A second matching function, pcre_dfa_exec()
, which is not Perl-
compatible, is also provided. This uses a different algorithm for
the matching. The alternative algorithm finds all possible
matches (at a given point in the subject), and scans the subject
just once (unless there are lookbehind assertions). However, this
algorithm does not return captured substrings. A description of
the two matching algorithms and their advantages and
disadvantages is given in the pcrematching
documentation.
In addition to the main compiling and matching functions, there
are convenience functions for extracting captured substrings from
a subject string that is matched by pcre_exec()
. They are:
pcre_copy_substring()
pcre_copy_named_substring()
pcre_get_substring()
pcre_get_named_substring()
pcre_get_substring_list()
pcre_get_stringnumber()
pcre_get_stringtable_entries()
pcre_free_substring()
and pcre_free_substring_list()
are also
provided, to free the memory used for extracted strings.

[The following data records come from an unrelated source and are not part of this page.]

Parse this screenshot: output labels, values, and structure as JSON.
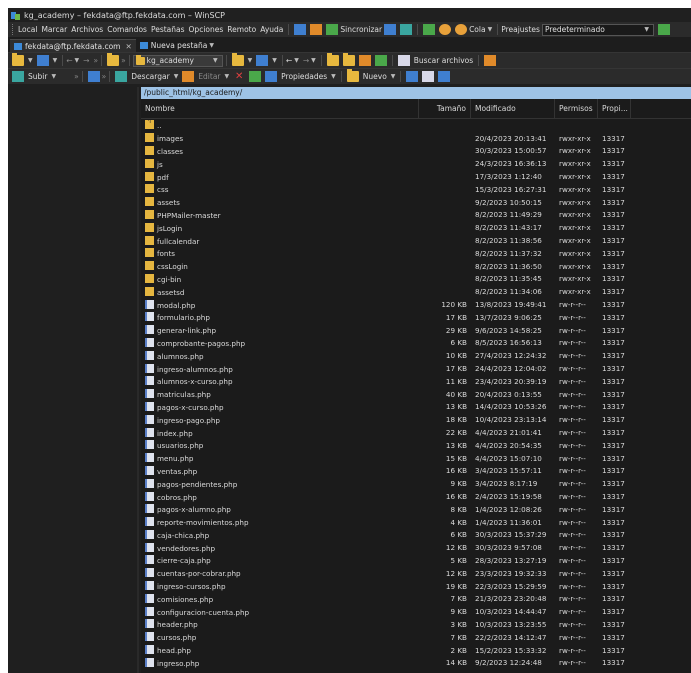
{
  "window": {
    "title": "kg_academy – fekdata@ftp.fekdata.com – WinSCP"
  },
  "menubar": {
    "items": [
      "Local",
      "Marcar",
      "Archivos",
      "Comandos",
      "Pestañas",
      "Opciones",
      "Remoto",
      "Ayuda"
    ],
    "sync_label": "Sincronizar",
    "queue_label": "Cola",
    "presets_label": "Preajustes",
    "preset_value": "Predeterminado"
  },
  "tabs": [
    {
      "label": "fekdata@ftp.fekdata.com"
    },
    {
      "label": "Nueva pestaña"
    }
  ],
  "left_toolbar": {
    "upload_label": "Subir"
  },
  "remote_toolbar": {
    "directory": "kg_academy",
    "find_label": "Buscar archivos",
    "download_label": "Descargar",
    "edit_label": "Editar",
    "properties_label": "Propiedades",
    "new_label": "Nuevo"
  },
  "remote_path": "/public_html/kg_academy/",
  "columns": {
    "name": "Nombre",
    "size": "Tamaño",
    "modified": "Modificado",
    "perms": "Permisos",
    "owner": "Propi..."
  },
  "files": [
    {
      "name": "..",
      "size": "",
      "modified": "",
      "perms": "",
      "owner": "",
      "type": "updir"
    },
    {
      "name": "images",
      "size": "",
      "modified": "20/4/2023 20:13:41",
      "perms": "rwxr-xr-x",
      "owner": "13317",
      "type": "dir"
    },
    {
      "name": "classes",
      "size": "",
      "modified": "30/3/2023 15:00:57",
      "perms": "rwxr-xr-x",
      "owner": "13317",
      "type": "dir"
    },
    {
      "name": "js",
      "size": "",
      "modified": "24/3/2023 16:36:13",
      "perms": "rwxr-xr-x",
      "owner": "13317",
      "type": "dir"
    },
    {
      "name": "pdf",
      "size": "",
      "modified": "17/3/2023 1:12:40",
      "perms": "rwxr-xr-x",
      "owner": "13317",
      "type": "dir"
    },
    {
      "name": "css",
      "size": "",
      "modified": "15/3/2023 16:27:31",
      "perms": "rwxr-xr-x",
      "owner": "13317",
      "type": "dir"
    },
    {
      "name": "assets",
      "size": "",
      "modified": "9/2/2023 10:50:15",
      "perms": "rwxr-xr-x",
      "owner": "13317",
      "type": "dir"
    },
    {
      "name": "PHPMailer-master",
      "size": "",
      "modified": "8/2/2023 11:49:29",
      "perms": "rwxr-xr-x",
      "owner": "13317",
      "type": "dir"
    },
    {
      "name": "jsLogin",
      "size": "",
      "modified": "8/2/2023 11:43:17",
      "perms": "rwxr-xr-x",
      "owner": "13317",
      "type": "dir"
    },
    {
      "name": "fullcalendar",
      "size": "",
      "modified": "8/2/2023 11:38:56",
      "perms": "rwxr-xr-x",
      "owner": "13317",
      "type": "dir"
    },
    {
      "name": "fonts",
      "size": "",
      "modified": "8/2/2023 11:37:32",
      "perms": "rwxr-xr-x",
      "owner": "13317",
      "type": "dir"
    },
    {
      "name": "cssLogin",
      "size": "",
      "modified": "8/2/2023 11:36:50",
      "perms": "rwxr-xr-x",
      "owner": "13317",
      "type": "dir"
    },
    {
      "name": "cgi-bin",
      "size": "",
      "modified": "8/2/2023 11:35:45",
      "perms": "rwxr-xr-x",
      "owner": "13317",
      "type": "dir"
    },
    {
      "name": "assetsd",
      "size": "",
      "modified": "8/2/2023 11:34:06",
      "perms": "rwxr-xr-x",
      "owner": "13317",
      "type": "dir"
    },
    {
      "name": "modal.php",
      "size": "120 KB",
      "modified": "13/8/2023 19:49:41",
      "perms": "rw-r--r--",
      "owner": "13317",
      "type": "file"
    },
    {
      "name": "formulario.php",
      "size": "17 KB",
      "modified": "13/7/2023 9:06:25",
      "perms": "rw-r--r--",
      "owner": "13317",
      "type": "file"
    },
    {
      "name": "generar-link.php",
      "size": "29 KB",
      "modified": "9/6/2023 14:58:25",
      "perms": "rw-r--r--",
      "owner": "13317",
      "type": "file"
    },
    {
      "name": "comprobante-pagos.php",
      "size": "6 KB",
      "modified": "8/5/2023 16:56:13",
      "perms": "rw-r--r--",
      "owner": "13317",
      "type": "file"
    },
    {
      "name": "alumnos.php",
      "size": "10 KB",
      "modified": "27/4/2023 12:24:32",
      "perms": "rw-r--r--",
      "owner": "13317",
      "type": "file"
    },
    {
      "name": "ingreso-alumnos.php",
      "size": "17 KB",
      "modified": "24/4/2023 12:04:02",
      "perms": "rw-r--r--",
      "owner": "13317",
      "type": "file"
    },
    {
      "name": "alumnos-x-curso.php",
      "size": "11 KB",
      "modified": "23/4/2023 20:39:19",
      "perms": "rw-r--r--",
      "owner": "13317",
      "type": "file"
    },
    {
      "name": "matriculas.php",
      "size": "40 KB",
      "modified": "20/4/2023 0:13:55",
      "perms": "rw-r--r--",
      "owner": "13317",
      "type": "file"
    },
    {
      "name": "pagos-x-curso.php",
      "size": "13 KB",
      "modified": "14/4/2023 10:53:26",
      "perms": "rw-r--r--",
      "owner": "13317",
      "type": "file"
    },
    {
      "name": "ingreso-pago.php",
      "size": "18 KB",
      "modified": "10/4/2023 23:13:14",
      "perms": "rw-r--r--",
      "owner": "13317",
      "type": "file"
    },
    {
      "name": "index.php",
      "size": "22 KB",
      "modified": "4/4/2023 21:01:41",
      "perms": "rw-r--r--",
      "owner": "13317",
      "type": "file"
    },
    {
      "name": "usuarios.php",
      "size": "13 KB",
      "modified": "4/4/2023 20:54:35",
      "perms": "rw-r--r--",
      "owner": "13317",
      "type": "file"
    },
    {
      "name": "menu.php",
      "size": "15 KB",
      "modified": "4/4/2023 15:07:10",
      "perms": "rw-r--r--",
      "owner": "13317",
      "type": "file"
    },
    {
      "name": "ventas.php",
      "size": "16 KB",
      "modified": "3/4/2023 15:57:11",
      "perms": "rw-r--r--",
      "owner": "13317",
      "type": "file"
    },
    {
      "name": "pagos-pendientes.php",
      "size": "9 KB",
      "modified": "3/4/2023 8:17:19",
      "perms": "rw-r--r--",
      "owner": "13317",
      "type": "file"
    },
    {
      "name": "cobros.php",
      "size": "16 KB",
      "modified": "2/4/2023 15:19:58",
      "perms": "rw-r--r--",
      "owner": "13317",
      "type": "file"
    },
    {
      "name": "pagos-x-alumno.php",
      "size": "8 KB",
      "modified": "1/4/2023 12:08:26",
      "perms": "rw-r--r--",
      "owner": "13317",
      "type": "file"
    },
    {
      "name": "reporte-movimientos.php",
      "size": "4 KB",
      "modified": "1/4/2023 11:36:01",
      "perms": "rw-r--r--",
      "owner": "13317",
      "type": "file"
    },
    {
      "name": "caja-chica.php",
      "size": "6 KB",
      "modified": "30/3/2023 15:37:29",
      "perms": "rw-r--r--",
      "owner": "13317",
      "type": "file"
    },
    {
      "name": "vendedores.php",
      "size": "12 KB",
      "modified": "30/3/2023 9:57:08",
      "perms": "rw-r--r--",
      "owner": "13317",
      "type": "file"
    },
    {
      "name": "cierre-caja.php",
      "size": "5 KB",
      "modified": "28/3/2023 13:27:19",
      "perms": "rw-r--r--",
      "owner": "13317",
      "type": "file"
    },
    {
      "name": "cuentas-por-cobrar.php",
      "size": "12 KB",
      "modified": "23/3/2023 19:32:33",
      "perms": "rw-r--r--",
      "owner": "13317",
      "type": "file"
    },
    {
      "name": "ingreso-cursos.php",
      "size": "19 KB",
      "modified": "22/3/2023 15:29:59",
      "perms": "rw-r--r--",
      "owner": "13317",
      "type": "file"
    },
    {
      "name": "comisiones.php",
      "size": "7 KB",
      "modified": "21/3/2023 23:20:48",
      "perms": "rw-r--r--",
      "owner": "13317",
      "type": "file"
    },
    {
      "name": "configuracion-cuenta.php",
      "size": "9 KB",
      "modified": "10/3/2023 14:44:47",
      "perms": "rw-r--r--",
      "owner": "13317",
      "type": "file"
    },
    {
      "name": "header.php",
      "size": "3 KB",
      "modified": "10/3/2023 13:23:55",
      "perms": "rw-r--r--",
      "owner": "13317",
      "type": "file"
    },
    {
      "name": "cursos.php",
      "size": "7 KB",
      "modified": "22/2/2023 14:12:47",
      "perms": "rw-r--r--",
      "owner": "13317",
      "type": "file"
    },
    {
      "name": "head.php",
      "size": "2 KB",
      "modified": "15/2/2023 15:33:32",
      "perms": "rw-r--r--",
      "owner": "13317",
      "type": "file"
    },
    {
      "name": "ingreso.php",
      "size": "14 KB",
      "modified": "9/2/2023 12:24:48",
      "perms": "rw-r--r--",
      "owner": "13317",
      "type": "file"
    }
  ]
}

The function pcre_maketables()
is used to build a set of
character tables in the current locale for passing to
pcre_compile()
, pcre_exec()
, or pcre_dfa_exec()
. This is an
optional facility that is provided for specialist use. Most
commonly, no special tables are passed, in which case internal
tables that are generated when PCRE is built are used.
The function pcre_fullinfo()
is used to find out information
about a compiled pattern. The function pcre_version()
returns a
pointer to a string containing the version of PCRE and its date
of release.
The function pcre_refcount()
maintains a reference count in a
data block containing a compiled pattern. This is provided for
the benefit of object-oriented applications.
The global variables pcre_malloc
and pcre_free
initially contain
the entry points of the standard malloc()
and free()
functions,
respectively. PCRE calls the memory management functions via
these variables, so a calling program can replace them if it
wishes to intercept the calls. This should be done before calling
any PCRE functions.
The global variables pcre_stack_malloc
and pcre_stack_free
are
also indirections to memory management functions. These special
functions are used only when PCRE is compiled to use the heap for
remembering data, instead of recursive function calls, when
running the pcre_exec()
function. See the pcrebuild
documentation
for details of how to do this. It is a non-standard way of
building PCRE, for use in environments that have limited stacks.
Because of the greater use of memory management, it runs more
slowly. Separate functions are provided so that special-purpose
external code can be used for this case. When used, these
functions always allocate memory blocks of the same size. There
is a discussion about PCRE's stack usage in the pcrestack
documentation.
The global variable pcre_callout
initially contains NULL. It can
be set by the caller to a "callout" function, which PCRE will
then call at specified points during a matching operation.
Details are given in the pcrecallout
documentation.
The global variable pcre_stack_guard
initially contains NULL. It
can be set by the caller to a function that is called by PCRE
whenever it starts to compile a parenthesized part of a pattern.
When parentheses are nested, PCRE uses recursive function calls,
which use up the system stack. This function is provided so that
applications with restricted stacks can force a compilation error
if the stack runs out. The function should return zero if all is
well, or non-zero to force an error.